The funniest part is where fertilizerspike claims that gravitational lensing has never been observed. A lensing event was the one of first major verifications of Einsteins contributions to understanding gravity, somewhere in the 1920's. Currently gravitational lenses are used everyday by astronomers to peer further into deep space then otherwise possible. There are many papers out there describing these techniques and the observational results. But they don't exist! LOL
@fertilizerspike Um It can. We've shown this. We can see how the sun bends starlight in a solar eclipse when we compare photographs of that part of the sky to the photograph showing the solar eclipse. A kid with a camera can pwn you.
Sorry but the Astronomy started at Ancient Greece . Aristarchos was the first who discover that the Earth rotate around the Sun ( Very wrong we believe that Copernicus was found it ), I Remind you the Hipparchos , Aristotelis , Plato, Eudoxos , and many many more Greek Astronomers who they establish the science of Astronomy long before the moderns astronomers that we see in that video. A Little respect to those pioneers should be rendered...
@fertilizerspike (cont.) by observing a total eclipse which enabled him to view a star directly behind the sun as its' gravity "bent" the light from behind it. It is also seen in gravitation lensing where astronomers viewed the most distant galaxy ever seen in the gravitational lense created by a massive galaxy. Again I cannot guarantee that our theory of general relativity is 100% correct but all predictions made using the equations are confirmed in observations - I consider this matter closed!

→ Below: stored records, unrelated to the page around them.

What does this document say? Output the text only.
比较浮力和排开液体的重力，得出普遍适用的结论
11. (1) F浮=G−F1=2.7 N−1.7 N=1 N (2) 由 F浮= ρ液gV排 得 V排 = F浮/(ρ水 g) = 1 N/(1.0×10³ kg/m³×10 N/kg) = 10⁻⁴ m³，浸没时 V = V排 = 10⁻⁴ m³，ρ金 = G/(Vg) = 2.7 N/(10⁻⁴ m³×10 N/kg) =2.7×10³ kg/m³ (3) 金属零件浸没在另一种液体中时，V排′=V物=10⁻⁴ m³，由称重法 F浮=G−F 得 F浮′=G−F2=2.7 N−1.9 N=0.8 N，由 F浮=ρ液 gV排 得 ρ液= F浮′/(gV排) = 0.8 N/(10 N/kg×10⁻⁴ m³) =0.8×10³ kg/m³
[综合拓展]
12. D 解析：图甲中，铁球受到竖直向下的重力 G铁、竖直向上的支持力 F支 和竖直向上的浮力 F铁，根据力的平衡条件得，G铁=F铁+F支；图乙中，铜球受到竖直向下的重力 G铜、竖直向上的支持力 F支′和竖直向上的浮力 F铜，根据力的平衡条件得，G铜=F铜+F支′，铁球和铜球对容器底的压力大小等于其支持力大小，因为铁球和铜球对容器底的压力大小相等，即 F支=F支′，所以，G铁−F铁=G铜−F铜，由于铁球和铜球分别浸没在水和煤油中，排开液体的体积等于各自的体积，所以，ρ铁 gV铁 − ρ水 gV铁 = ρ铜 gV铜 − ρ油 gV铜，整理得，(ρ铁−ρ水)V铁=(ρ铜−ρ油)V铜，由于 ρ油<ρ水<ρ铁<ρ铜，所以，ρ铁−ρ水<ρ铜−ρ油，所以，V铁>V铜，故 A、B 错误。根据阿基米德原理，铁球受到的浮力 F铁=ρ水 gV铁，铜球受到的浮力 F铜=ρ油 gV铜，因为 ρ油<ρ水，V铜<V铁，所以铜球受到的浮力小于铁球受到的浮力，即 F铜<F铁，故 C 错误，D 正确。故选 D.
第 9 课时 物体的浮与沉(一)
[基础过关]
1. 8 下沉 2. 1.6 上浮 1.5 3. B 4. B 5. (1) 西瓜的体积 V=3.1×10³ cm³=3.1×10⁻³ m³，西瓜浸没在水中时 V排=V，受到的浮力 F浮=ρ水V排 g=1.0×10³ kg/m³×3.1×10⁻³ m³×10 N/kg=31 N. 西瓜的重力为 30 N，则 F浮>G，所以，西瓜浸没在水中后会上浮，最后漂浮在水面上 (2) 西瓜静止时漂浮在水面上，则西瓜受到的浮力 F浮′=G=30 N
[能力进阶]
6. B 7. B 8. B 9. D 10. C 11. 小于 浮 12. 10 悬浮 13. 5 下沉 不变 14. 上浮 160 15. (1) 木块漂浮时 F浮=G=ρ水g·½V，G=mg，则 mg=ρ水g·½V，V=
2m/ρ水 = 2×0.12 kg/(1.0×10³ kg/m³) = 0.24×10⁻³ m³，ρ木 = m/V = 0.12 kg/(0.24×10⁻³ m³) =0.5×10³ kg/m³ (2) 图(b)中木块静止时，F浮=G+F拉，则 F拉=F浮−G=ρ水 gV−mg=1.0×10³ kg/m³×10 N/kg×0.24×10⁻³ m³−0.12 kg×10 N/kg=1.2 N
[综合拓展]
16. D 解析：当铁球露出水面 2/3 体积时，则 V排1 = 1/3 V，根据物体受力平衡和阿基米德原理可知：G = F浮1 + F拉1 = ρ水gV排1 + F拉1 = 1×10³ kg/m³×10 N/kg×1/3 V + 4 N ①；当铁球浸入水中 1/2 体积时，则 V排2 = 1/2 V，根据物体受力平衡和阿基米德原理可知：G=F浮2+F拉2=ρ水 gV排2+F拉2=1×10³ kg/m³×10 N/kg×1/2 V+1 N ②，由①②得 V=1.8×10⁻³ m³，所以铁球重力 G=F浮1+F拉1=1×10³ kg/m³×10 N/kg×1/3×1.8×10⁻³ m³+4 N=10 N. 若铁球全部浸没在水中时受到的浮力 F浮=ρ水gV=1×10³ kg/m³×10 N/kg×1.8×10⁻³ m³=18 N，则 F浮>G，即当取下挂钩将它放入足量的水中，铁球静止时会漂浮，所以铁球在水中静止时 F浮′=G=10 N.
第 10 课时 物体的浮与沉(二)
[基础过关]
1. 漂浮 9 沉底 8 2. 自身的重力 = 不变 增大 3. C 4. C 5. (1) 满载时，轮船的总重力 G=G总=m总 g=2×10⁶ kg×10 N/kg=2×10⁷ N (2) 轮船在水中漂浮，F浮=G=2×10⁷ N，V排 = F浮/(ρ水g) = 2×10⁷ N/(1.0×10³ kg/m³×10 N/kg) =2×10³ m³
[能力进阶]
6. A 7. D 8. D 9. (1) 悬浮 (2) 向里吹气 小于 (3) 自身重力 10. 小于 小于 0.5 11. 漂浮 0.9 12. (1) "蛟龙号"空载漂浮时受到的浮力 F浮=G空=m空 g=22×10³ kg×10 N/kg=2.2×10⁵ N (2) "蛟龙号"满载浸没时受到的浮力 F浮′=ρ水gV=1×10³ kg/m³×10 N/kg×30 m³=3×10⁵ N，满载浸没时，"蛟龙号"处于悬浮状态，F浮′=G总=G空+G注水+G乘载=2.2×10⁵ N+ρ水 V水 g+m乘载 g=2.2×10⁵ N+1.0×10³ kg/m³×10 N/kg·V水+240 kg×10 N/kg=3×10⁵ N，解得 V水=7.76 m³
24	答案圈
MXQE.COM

** Gene Roddenbury stole his ideas from the 1st human to think about, & coin the term, hyperspace - Sir Isaac Asimov (irobot) - Star Trek is an adaptation of the "Foundation" series - for all you hard cases out there ;)
@fertilizerspike You are taking a piece of data and co-opting it into your belief system, that's fine, but in the real world, the pioneer anomaly is not evidence for a flawed model of gravity. Course corrections on interplanetary probes are done at intervals of months, more if we're talking about a probe like cassini for the obvious reason that we want it to make particular shots. None of this points to flawed understanding of gravity, we just don't have a complete model of the solar system.
@alien8ted haha alright thanks. but i mean he does have a point, gravity isn't real. how could it be? i mean it doesn't keep us on the ground everyday.
@polyatheist Yes, I agree, please DON'T FEED fertilizerspik! He appears on this channel and spams it with his religious electric universe theory. He is a FANATIC.
@fertilizerspike You're right. You've made so many crackpot claims it's hard to know where to begin! So let's start with your comments on peer review. Then we'll work our way back to everything else that you are claiming.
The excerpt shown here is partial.